Yamaya Noriki, Furukawa Tomomi, Kitazawa Kazuki, Hirao Kazuki, Fujita Takaaki, Tozato Fusae, Kitamura Yayoi, Oi Naoyuki, Iwaya Tsutomu, Tsuchiya Kenji
Nagano University of Health and Medicine, Japan.
Kagoshima University, Japan.
Sage Open Aging. 2025 Aug 20;11:30495334251365595. doi: 10.1177/30495334251365595. eCollection 2025 Jan-Dec.
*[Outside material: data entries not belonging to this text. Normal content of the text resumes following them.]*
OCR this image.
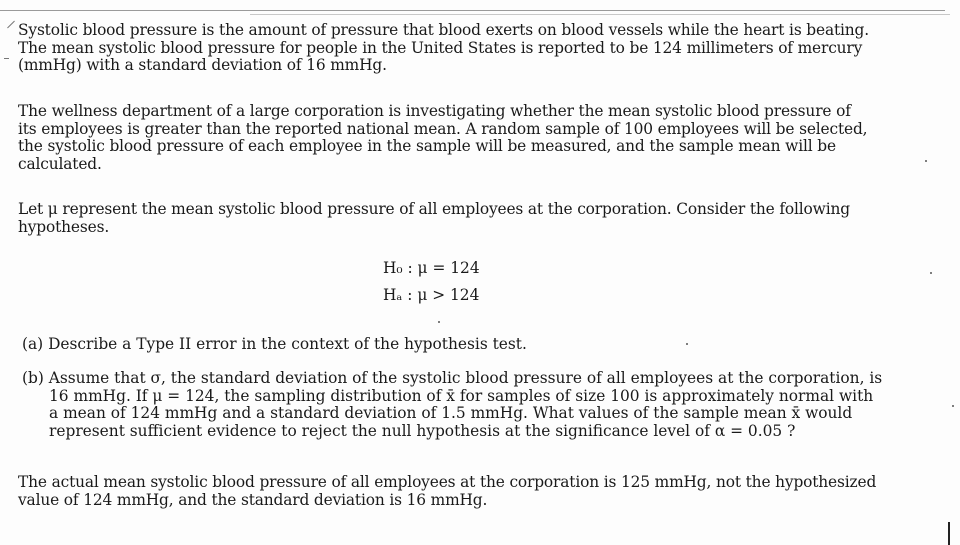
Systolic blood pressure is the amount of pressure that blood exerts on blood vessels while the heart is beating.
The mean systolic blood pressure for people in the United States is reported to be 124 millimeters of mercury
(mmHg) with a standard deviation of 16 mmHg.
The wellness department of a large corporation is investigating whether the mean systolic blood pressure of
its employees is greater than the reported national mean. A random sample of 100 employees will be selected,
the systolic blood pressure of each employee in the sample will be measured, and the sample mean will be
calculated.
Let μ represent the mean systolic blood pressure of all employees at the corporation. Consider the following
hypotheses.
H₀ : μ = 124
Hₐ : μ > 124
(a) Describe a Type II error in the context of the hypothesis test.
(b) Assume that σ, the standard deviation of the systolic blood pressure of all employees at the corporation, is
16 mmHg. If μ = 124, the sampling distribution of x̄ for samples of size 100 is approximately normal with
a mean of 124 mmHg and a standard deviation of 1.5 mmHg. What values of the sample mean x̄ would
represent sufficient evidence to reject the null hypothesis at the significance level of α = 0.05 ?
The actual mean systolic blood pressure of all employees at the corporation is 125 mmHg, not the hypothesized
value of 124 mmHg, and the standard deviation is 16 mmHg.
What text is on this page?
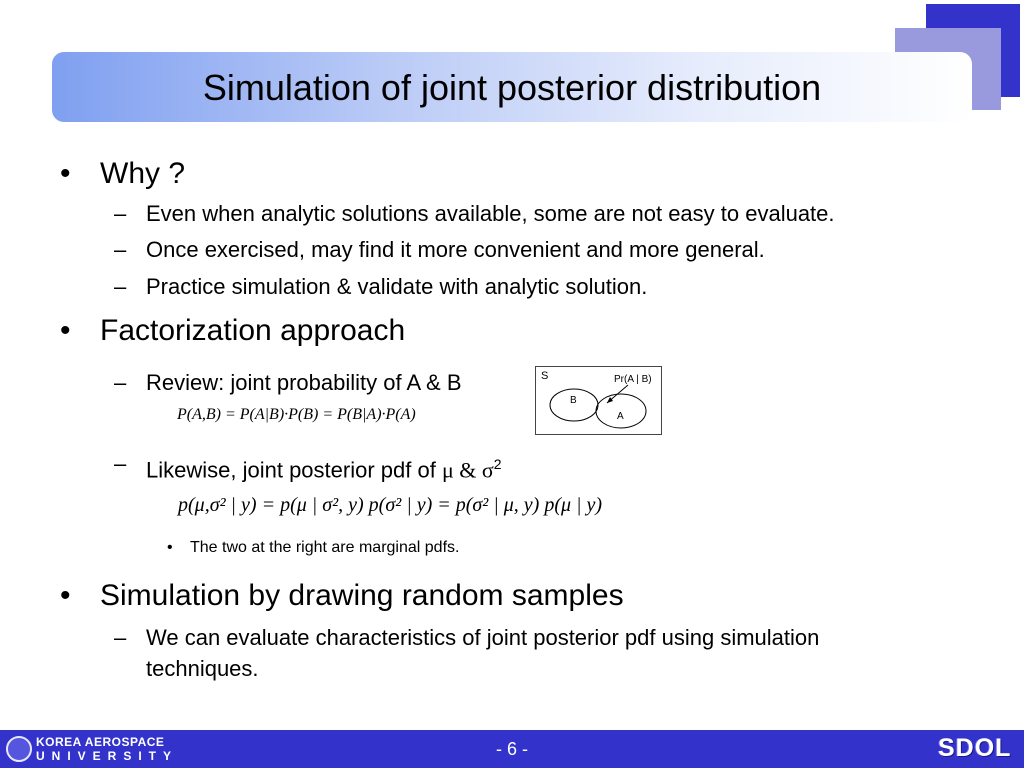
Simulation of joint posterior distribution
• Why ?
– Even when analytic solutions available, some are not easy to evaluate.
– Once exercised, may find it more convenient and more general.
– Practice simulation & validate with analytic solution.
• Factorization approach
– Review: joint probability of A & B
P(A,B) = P(A|B)·P(B) = P(B|A)·P(A)
S
B
A
Pr(A | B)
– Likewise, joint posterior pdf of μ & $\sigma^2$
p(μ,σ² | y) = p(μ | σ², y) p(σ² | y) = p(σ² | μ, y) p(μ | y)
• The two at the right are marginal pdfs.
• Simulation by drawing random samples
– We can evaluate characteristics of joint posterior pdf using simulation
techniques.
KOREA AEROSPACE
UNIVERSITY	- 6 -	SDOL
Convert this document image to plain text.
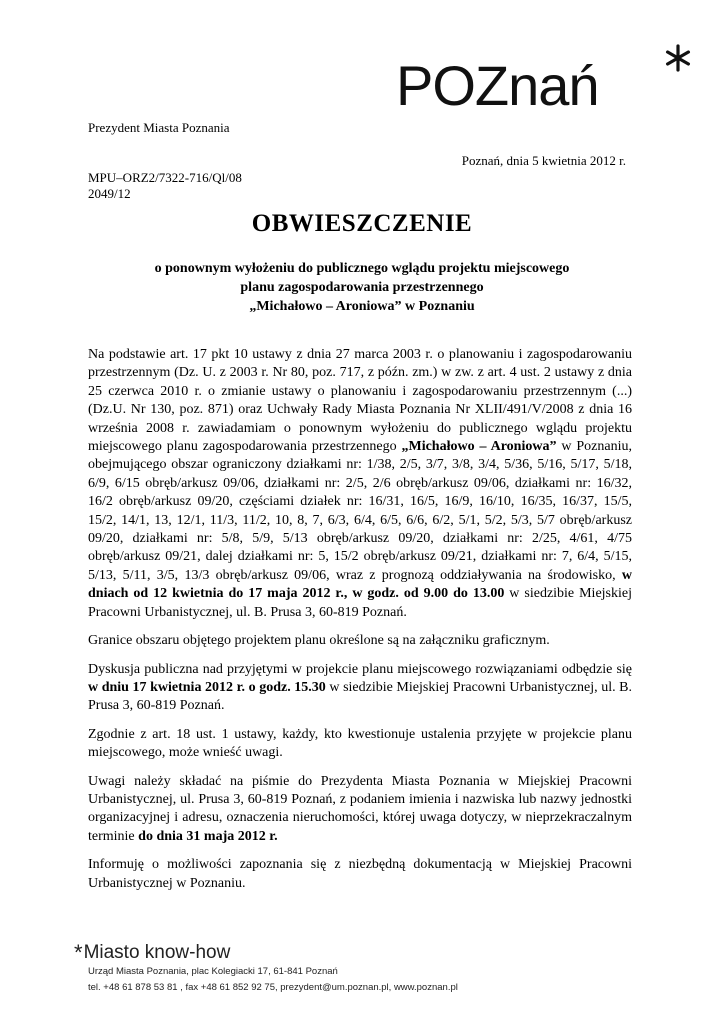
POZnań
Prezydent Miasta Poznania
Poznań, dnia 5 kwietnia 2012 r.
MPU–ORZ2/7322-716/Ql/08
2049/12
OBWIESZCZENIE
o ponownym wyłożeniu do publicznego wglądu projektu miejscowego
planu zagospodarowania przestrzennego
„Michałowo – Aroniowa” w Poznaniu

Na podstawie art. 17 pkt 10 ustawy z dnia 27 marca 2003 r. o planowaniu i zagospodarowaniu przestrzennym (Dz. U. z 2003 r. Nr 80, poz. 717, z późn. zm.) w zw. z art. 4 ust. 2 ustawy z dnia 25 czerwca 2010 r. o zmianie ustawy o planowaniu i zagospodarowaniu przestrzennym (...) (Dz.U. Nr 130, poz. 871) oraz Uchwały Rady Miasta Poznania Nr XLII/491/V/2008 z dnia 16 września 2008 r. zawiadamiam o ponownym wyłożeniu do publicznego wglądu projektu miejscowego planu zagospodarowania przestrzennego „Michałowo – Aroniowa” w Poznaniu, obejmującego obszar ograniczony działkami nr: 1/38, 2/5, 3/7, 3/8, 3/4, 5/36, 5/16, 5/17, 5/18, 6/9, 6/15 obręb/arkusz 09/06, działkami nr: 2/5, 2/6 obręb/arkusz 09/06, działkami nr: 16/32, 16/2 obręb/arkusz 09/20, częściami działek nr: 16/31, 16/5, 16/9, 16/10, 16/35, 16/37, 15/5, 15/2, 14/1, 13, 12/1, 11/3, 11/2, 10, 8, 7, 6/3, 6/4, 6/5, 6/6, 6/2, 5/1, 5/2, 5/3, 5/7 obręb/arkusz 09/20, działkami nr: 5/8, 5/9, 5/13 obręb/arkusz 09/20, działkami nr: 2/25, 4/61, 4/75 obręb/arkusz 09/21, dalej działkami nr: 5, 15/2 obręb/arkusz 09/21, działkami nr: 7, 6/4, 5/15, 5/13, 5/11, 3/5, 13/3 obręb/arkusz 09/06, wraz z prognozą oddziaływania na środowisko, w dniach od 12 kwietnia do 17 maja 2012 r., w godz. od 9.00 do 13.00 w siedzibie Miejskiej Pracowni Urbanistycznej, ul. B. Prusa 3, 60-819 Poznań.

Granice obszaru objętego projektem planu określone są na załączniku graficznym.

Dyskusja publiczna nad przyjętymi w projekcie planu miejscowego rozwiązaniami odbędzie się w dniu 17 kwietnia 2012 r. o godz. 15.30 w siedzibie Miejskiej Pracowni Urbanistycznej, ul. B. Prusa 3, 60-819 Poznań.

Zgodnie z art. 18 ust. 1 ustawy, każdy, kto kwestionuje ustalenia przyjęte w projekcie planu miejscowego, może wnieść uwagi.

Uwagi należy składać na piśmie do Prezydenta Miasta Poznania w Miejskiej Pracowni Urbanistycznej, ul. Prusa 3, 60-819 Poznań, z podaniem imienia i nazwiska lub nazwy jednostki organizacyjnej i adresu, oznaczenia nieruchomości, której uwaga dotyczy, w nieprzekraczalnym terminie do dnia 31 maja 2012 r.

Informuję o możliwości zapoznania się z niezbędną dokumentacją w Miejskiej Pracowni Urbanistycznej w Poznaniu.

*Miasto know-how
Urząd Miasta Poznania, plac Kolegiacki 17, 61-841 Poznań
tel. +48 61 878 53 81 , fax +48 61 852 92 75, prezydent@um.poznan.pl, www.poznan.pl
This study aimed to identify predictive risk patterns for older individuals who are likely or unlikely to reverse from frailty 3 years later using the Kihon Checklist (KCL) and a machine learning model. Data were collected from community-dwelling individuals aged 65 and over with frailty but without long-term care at baseline. A decision tree analysis revealed that the cognitive function domain of the KCL was the primary determinant of frailty reversal. Among those with low cognitive function, low physical activity predicted remaining frailty status 3 years later. The derived model achieved a specificity of 81.0% and a precision of 82.6% in predicting individuals with remaining persistent frailty. These findings suggest that the pattern combining cognitive and physical risk factors plays a key role in predicting frailty outcomes, and that the proposed model may be useful for screening individuals who require targeted interventions.
本研究旨在使用基宏检查表(KCL)和机器学习模型,识别3年后可能或不可能从衰弱状态逆转的老年人的预测风险模式。数据收集自65岁及以上、基线时存在衰弱但未接受长期护理的社区居住个体。决策树分析显示,KCL的认知功能领域是衰弱逆转的主要决定因素。在认知功能低下的个体中,低体力活动预示着3年后仍处于衰弱状态。所推导的模型在预测持续衰弱个体时,特异性为81.0%,精确度为82.6%。这些发现表明,认知和身体风险因素相结合的模式在预测衰弱结果中起关键作用,并且所提出的模型可能有助于筛查需要针对性干预的个体。